Était-ce pour ce grand-père  peu aimant ? Pour les arbouses ? Pour ce pays aimé, ce paysage, page de l’album d’une vie alors que ton geste répond à une quête de sens, à un besoin vital ? Le monde de l’enfance se construit afin de se projeter, se défendre aussi contre la raideur des adultes... En attendant, cet été là, un incendie fulminant avait couru la garrigue sans qu'on y pût rien ; portées par un vent du diable, harpies acharnées, les flammes avaient ratiboisé la Cresse avant, dans la foulée, de terrasser les pins de Gibert, de réduire en cendre un site où j’ai tant vu de gens heureux de pique-niquer un lundi de Pâques. En vue de la mer, sur la colline, les gens avaient eu à peine le temps d’évacuer les baraques. Je t’ai vu, tout petit en bas, depuis le campement de bois, de tôles et de toiles, encore libre sur la plage, en groupe, à suivre, inquiet mais curieux, l'haleine chargée du Feu, ses volutes noires de suie galopant vers le large avant que n’explosent, sur la crête, les bouteilles de gaz abandonnées.

Quelques jours après, laissé plus à sa survie qu’à son agonie, les moyens des pompiers n’étant pas ceux d’aujourd’hui, le feu des abeilles rouges couvait toujours, encore à rouzéguer, à ronger les loques de l’échine à nu.
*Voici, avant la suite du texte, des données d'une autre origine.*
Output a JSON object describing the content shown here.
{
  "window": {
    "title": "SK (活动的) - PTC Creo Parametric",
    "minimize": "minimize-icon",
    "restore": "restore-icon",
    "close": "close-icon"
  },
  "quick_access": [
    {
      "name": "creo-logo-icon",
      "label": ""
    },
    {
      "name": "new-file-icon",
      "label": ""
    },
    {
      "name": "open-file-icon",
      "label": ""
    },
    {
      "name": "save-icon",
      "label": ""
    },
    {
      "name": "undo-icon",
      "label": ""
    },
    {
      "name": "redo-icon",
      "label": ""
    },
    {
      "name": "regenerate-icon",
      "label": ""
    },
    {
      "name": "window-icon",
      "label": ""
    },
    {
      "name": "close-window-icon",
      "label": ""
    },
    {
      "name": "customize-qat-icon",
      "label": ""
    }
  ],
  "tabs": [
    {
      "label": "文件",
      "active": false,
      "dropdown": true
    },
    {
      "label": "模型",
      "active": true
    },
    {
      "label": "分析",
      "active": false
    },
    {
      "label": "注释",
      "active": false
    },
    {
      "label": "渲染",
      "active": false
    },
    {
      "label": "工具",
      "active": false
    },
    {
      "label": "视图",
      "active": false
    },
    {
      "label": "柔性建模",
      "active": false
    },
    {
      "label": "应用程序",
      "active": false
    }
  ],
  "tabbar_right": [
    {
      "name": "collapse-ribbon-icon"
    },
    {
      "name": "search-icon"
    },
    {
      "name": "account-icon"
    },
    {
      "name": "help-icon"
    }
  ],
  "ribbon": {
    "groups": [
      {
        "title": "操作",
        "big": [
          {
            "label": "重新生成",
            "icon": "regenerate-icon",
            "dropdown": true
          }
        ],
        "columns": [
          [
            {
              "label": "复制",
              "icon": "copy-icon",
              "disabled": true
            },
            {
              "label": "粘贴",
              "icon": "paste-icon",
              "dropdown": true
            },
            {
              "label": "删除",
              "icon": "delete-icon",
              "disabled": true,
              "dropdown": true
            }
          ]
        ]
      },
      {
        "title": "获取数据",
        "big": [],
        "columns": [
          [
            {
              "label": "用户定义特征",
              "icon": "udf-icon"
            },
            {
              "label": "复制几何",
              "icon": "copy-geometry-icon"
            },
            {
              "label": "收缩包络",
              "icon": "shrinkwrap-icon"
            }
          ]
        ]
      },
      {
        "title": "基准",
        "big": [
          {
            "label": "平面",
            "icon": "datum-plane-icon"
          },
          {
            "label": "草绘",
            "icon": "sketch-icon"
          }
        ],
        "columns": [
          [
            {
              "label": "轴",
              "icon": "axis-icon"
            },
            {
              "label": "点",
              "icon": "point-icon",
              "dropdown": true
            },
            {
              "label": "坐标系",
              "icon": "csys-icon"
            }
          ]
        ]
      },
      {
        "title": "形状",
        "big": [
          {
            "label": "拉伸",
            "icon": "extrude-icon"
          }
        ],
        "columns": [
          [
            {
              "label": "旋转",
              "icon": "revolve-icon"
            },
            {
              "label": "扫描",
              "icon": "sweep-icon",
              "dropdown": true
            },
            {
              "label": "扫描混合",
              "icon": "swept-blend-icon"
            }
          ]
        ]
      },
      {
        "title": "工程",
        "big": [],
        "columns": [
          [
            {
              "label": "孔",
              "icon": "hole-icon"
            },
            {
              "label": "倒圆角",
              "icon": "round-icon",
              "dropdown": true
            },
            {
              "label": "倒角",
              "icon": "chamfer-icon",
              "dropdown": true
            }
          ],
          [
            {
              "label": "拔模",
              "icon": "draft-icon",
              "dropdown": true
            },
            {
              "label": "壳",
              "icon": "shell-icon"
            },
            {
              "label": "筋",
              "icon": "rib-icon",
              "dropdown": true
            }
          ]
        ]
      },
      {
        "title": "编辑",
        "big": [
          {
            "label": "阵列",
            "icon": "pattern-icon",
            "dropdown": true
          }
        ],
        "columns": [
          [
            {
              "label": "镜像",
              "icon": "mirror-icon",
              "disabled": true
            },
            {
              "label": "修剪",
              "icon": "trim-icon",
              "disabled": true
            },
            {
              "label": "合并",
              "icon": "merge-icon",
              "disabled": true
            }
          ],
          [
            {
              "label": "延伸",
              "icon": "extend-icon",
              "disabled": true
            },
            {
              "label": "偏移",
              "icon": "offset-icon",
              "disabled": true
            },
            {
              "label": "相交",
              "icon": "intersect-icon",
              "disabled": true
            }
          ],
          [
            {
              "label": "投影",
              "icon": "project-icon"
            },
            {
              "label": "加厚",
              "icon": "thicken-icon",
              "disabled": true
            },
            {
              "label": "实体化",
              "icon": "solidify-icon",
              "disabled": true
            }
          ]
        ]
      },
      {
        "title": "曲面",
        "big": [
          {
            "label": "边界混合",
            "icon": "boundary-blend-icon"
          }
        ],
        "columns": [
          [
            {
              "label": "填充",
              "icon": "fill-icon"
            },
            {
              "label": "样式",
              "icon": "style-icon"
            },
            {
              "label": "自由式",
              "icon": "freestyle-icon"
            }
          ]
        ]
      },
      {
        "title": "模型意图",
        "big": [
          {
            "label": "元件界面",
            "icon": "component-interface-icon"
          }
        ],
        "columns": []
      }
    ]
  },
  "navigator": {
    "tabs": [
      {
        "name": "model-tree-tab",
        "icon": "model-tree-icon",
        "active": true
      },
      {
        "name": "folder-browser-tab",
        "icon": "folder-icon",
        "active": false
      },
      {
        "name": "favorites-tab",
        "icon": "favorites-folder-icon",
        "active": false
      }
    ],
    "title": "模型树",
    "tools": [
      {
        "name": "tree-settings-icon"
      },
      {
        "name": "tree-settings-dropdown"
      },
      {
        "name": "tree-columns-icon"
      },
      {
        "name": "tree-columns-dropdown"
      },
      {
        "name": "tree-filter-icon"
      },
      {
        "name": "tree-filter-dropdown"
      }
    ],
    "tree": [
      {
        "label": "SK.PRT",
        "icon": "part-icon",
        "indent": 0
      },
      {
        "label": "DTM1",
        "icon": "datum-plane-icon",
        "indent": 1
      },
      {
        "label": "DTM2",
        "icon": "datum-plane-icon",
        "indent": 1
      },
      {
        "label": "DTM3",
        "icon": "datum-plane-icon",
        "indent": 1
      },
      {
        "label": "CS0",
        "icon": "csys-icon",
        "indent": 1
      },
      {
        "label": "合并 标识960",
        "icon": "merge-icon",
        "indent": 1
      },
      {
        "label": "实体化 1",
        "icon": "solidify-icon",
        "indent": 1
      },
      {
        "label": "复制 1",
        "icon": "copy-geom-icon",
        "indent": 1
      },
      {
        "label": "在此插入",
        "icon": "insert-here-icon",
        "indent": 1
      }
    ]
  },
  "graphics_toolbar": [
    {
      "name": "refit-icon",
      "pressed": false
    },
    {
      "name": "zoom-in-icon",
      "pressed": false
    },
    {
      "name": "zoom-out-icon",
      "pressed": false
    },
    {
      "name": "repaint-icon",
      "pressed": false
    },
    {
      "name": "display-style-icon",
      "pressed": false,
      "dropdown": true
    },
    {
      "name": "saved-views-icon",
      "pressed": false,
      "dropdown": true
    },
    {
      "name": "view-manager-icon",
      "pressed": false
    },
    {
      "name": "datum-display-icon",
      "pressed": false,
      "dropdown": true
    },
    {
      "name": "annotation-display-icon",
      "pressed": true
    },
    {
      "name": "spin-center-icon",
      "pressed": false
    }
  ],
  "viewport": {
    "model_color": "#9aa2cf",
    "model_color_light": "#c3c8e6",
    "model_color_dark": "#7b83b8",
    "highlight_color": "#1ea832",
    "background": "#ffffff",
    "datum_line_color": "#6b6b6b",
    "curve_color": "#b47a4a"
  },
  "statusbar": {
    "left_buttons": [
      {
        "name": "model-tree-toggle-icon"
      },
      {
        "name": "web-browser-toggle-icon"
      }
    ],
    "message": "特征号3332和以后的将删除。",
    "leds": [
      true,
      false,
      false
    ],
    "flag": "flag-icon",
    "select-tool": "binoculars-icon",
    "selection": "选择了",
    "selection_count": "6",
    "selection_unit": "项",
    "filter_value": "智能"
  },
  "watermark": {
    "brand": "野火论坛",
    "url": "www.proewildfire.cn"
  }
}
En bas de ta montagnette, ta colline, ne te vexe pas, tout est relatif en parlant de ta Clape, même si le dénivelé, tu te rends compte ! soixante-dix mètres ! donne de suite une impression d’altitude... tu dois toujours avoir une petite pensée pour la petite chèvre qui a fugué dans la montagne, je le sais... En bas, plus opulents que la maisonnette et le clos de Monsieur Seguin, protégés par leurs déploiements de vignes, deux “ campagnes ” comme on disait des domaines viticoles avant d’employer le mot “ château ”, plus vendeur. Enfin, un cadre douillet pour tes souvenirs. (à suivre)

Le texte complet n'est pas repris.